During their 19-week ultrasound appointment, Sherry and RH’s excitement turned to terror when they were told their son’s bladder was abnormally large. To save their baby’s life, Sherry underwent fetal surgery. When Douglas was born, he was diagnosed with chronic kidney disease, and a rare birth defect called prune belly syndrome. Yearning for answers and action, Sherry received resources from National Kidney Foundation, and began personally spreading the word about kidney disease. Now almost three, Douglas has already been through 15 surgeries, but remains a happy, active little boy who loves tractors, Mickey Mouse, and playing with his older sister. Despite the many challenges he faces, his parents know he’s strong enough for the fight. His mother reflects on their health journey: “I want everyone to know about kidney disease, for people to get tested to become living donors. Not just for our son when the time comes, but for others waiting for the gift of life.”
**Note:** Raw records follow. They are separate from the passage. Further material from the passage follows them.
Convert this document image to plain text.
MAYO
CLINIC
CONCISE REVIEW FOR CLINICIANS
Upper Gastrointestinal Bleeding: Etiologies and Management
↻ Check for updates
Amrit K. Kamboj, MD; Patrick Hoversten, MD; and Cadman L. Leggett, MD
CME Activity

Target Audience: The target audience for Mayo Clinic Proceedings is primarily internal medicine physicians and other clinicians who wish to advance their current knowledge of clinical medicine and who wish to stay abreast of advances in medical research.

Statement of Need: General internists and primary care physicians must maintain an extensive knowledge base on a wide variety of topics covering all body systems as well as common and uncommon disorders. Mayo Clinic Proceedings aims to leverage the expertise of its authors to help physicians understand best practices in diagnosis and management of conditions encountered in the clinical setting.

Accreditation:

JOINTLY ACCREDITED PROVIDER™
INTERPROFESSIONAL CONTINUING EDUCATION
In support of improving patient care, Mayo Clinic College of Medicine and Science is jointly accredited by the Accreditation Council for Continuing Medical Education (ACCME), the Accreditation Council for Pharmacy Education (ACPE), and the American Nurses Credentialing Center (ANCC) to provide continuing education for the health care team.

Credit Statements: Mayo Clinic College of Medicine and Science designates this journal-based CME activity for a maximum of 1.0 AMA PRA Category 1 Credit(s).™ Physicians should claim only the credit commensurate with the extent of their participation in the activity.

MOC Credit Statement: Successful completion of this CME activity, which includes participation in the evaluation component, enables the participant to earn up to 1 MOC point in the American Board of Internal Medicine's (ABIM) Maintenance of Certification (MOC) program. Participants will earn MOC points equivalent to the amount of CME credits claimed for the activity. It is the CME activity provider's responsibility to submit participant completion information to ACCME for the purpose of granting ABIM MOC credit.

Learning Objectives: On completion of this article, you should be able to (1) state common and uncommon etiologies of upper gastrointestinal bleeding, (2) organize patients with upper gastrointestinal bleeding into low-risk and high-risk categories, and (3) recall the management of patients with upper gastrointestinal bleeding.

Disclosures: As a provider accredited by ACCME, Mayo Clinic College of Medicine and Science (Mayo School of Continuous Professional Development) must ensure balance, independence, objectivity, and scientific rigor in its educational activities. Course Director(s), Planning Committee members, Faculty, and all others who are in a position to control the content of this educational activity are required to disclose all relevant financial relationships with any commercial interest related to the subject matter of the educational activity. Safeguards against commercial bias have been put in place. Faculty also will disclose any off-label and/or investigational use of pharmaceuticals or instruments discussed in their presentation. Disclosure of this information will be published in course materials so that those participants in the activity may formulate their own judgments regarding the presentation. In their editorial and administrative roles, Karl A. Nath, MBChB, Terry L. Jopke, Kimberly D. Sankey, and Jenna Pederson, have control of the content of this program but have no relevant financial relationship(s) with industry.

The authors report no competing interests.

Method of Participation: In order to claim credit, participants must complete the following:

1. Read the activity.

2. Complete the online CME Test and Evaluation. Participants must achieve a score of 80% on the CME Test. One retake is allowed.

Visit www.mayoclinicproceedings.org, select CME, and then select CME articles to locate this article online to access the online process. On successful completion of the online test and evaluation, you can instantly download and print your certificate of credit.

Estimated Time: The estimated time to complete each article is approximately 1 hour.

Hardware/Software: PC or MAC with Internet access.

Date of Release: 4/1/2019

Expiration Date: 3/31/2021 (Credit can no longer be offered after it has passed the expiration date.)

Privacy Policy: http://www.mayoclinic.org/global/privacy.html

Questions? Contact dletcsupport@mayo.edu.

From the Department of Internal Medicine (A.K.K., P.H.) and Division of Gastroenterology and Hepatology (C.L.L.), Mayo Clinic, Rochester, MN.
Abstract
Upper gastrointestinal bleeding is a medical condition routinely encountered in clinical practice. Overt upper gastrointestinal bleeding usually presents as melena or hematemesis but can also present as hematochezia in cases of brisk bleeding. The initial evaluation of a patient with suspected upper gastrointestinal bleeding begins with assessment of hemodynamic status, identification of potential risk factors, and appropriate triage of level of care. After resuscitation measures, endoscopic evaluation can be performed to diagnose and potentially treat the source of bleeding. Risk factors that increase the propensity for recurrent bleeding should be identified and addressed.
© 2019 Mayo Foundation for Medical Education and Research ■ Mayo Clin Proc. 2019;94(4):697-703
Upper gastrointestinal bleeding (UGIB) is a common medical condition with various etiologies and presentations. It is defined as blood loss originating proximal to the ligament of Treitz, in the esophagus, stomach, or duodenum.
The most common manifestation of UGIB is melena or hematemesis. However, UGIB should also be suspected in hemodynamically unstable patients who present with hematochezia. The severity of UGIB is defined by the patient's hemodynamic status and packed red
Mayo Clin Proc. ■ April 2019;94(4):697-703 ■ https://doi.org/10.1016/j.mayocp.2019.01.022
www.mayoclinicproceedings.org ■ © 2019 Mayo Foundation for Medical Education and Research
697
Natalie has a very rare auto-immune disorder that causes blood clots. It took months to receive a diagnosis and in that time, it did substantial damage both physically and cognitively. While she realizes she is fortunate to be alive, Natalie experienced multiple brain infractions that impacted her spatial orientation and balance. Kohlie has been a life-changing gift, as she assists Natalie with bracing, balancing, and retrieving things that drop so that Natalie can avoid leaning over. Natalie lives alone, but with Kohlie by her side, she has the comfort and confidence to travel, and was even able to visit her daughter in California. “I waited for two and a half years for Kohlie. During that time, I was essentially house bound unless someone accompanied me, but now Kohlie and I go everywhere together. She gave me the freedom to be independent. She gave me my life back.”

A CT scan and a biopsy confirmed that a mass in Griffin’s pelvis was Ewing Sarcoma, a type of bone cancer that occurs most often in and around the bones and typically affects children and young adults. Every time Jill arrived at the hospital for her 8-year-old son Griffin’s chemotherapy treatment for Ewing Sarcoma, she posted signs and drawings on the blank hospital room walls. One sign hung above Griffin’s bed and his IV pole: “GriffinStrong,” it said, with the scribbled signatures of his classmates. “Childhood cancer works overtime to destroy families. It does to children what even strong adults crumble beneath,” says Jill. As Griffin left his last treatment, he had advice for other kids going through sickness just like him. True to the motto he has kept with him through it all, he says, “Stay strong. You can do it.”

Latinos and women are among the populations disproportionately affected by Alzheimer’s and other dementias. Paula Meza falls into both demographics, however, she was unfamiliar with Alzheimer’s until her mother, Hermina, was diagnosed. Hermina’s extensive medical needs in addition to working full time and being a student, quickly overwhelmed Paula.

Paula began to feel desperate and unfit to manage her mother’s care. Then, a co-worker referred Paula to the Alzheimer’s Association. Although hesitant, Paula quickly felt supported by receiving educational materials in Spanish and connecting with a Spanish speaking outreach coordinator who continues to check in with the Meza family.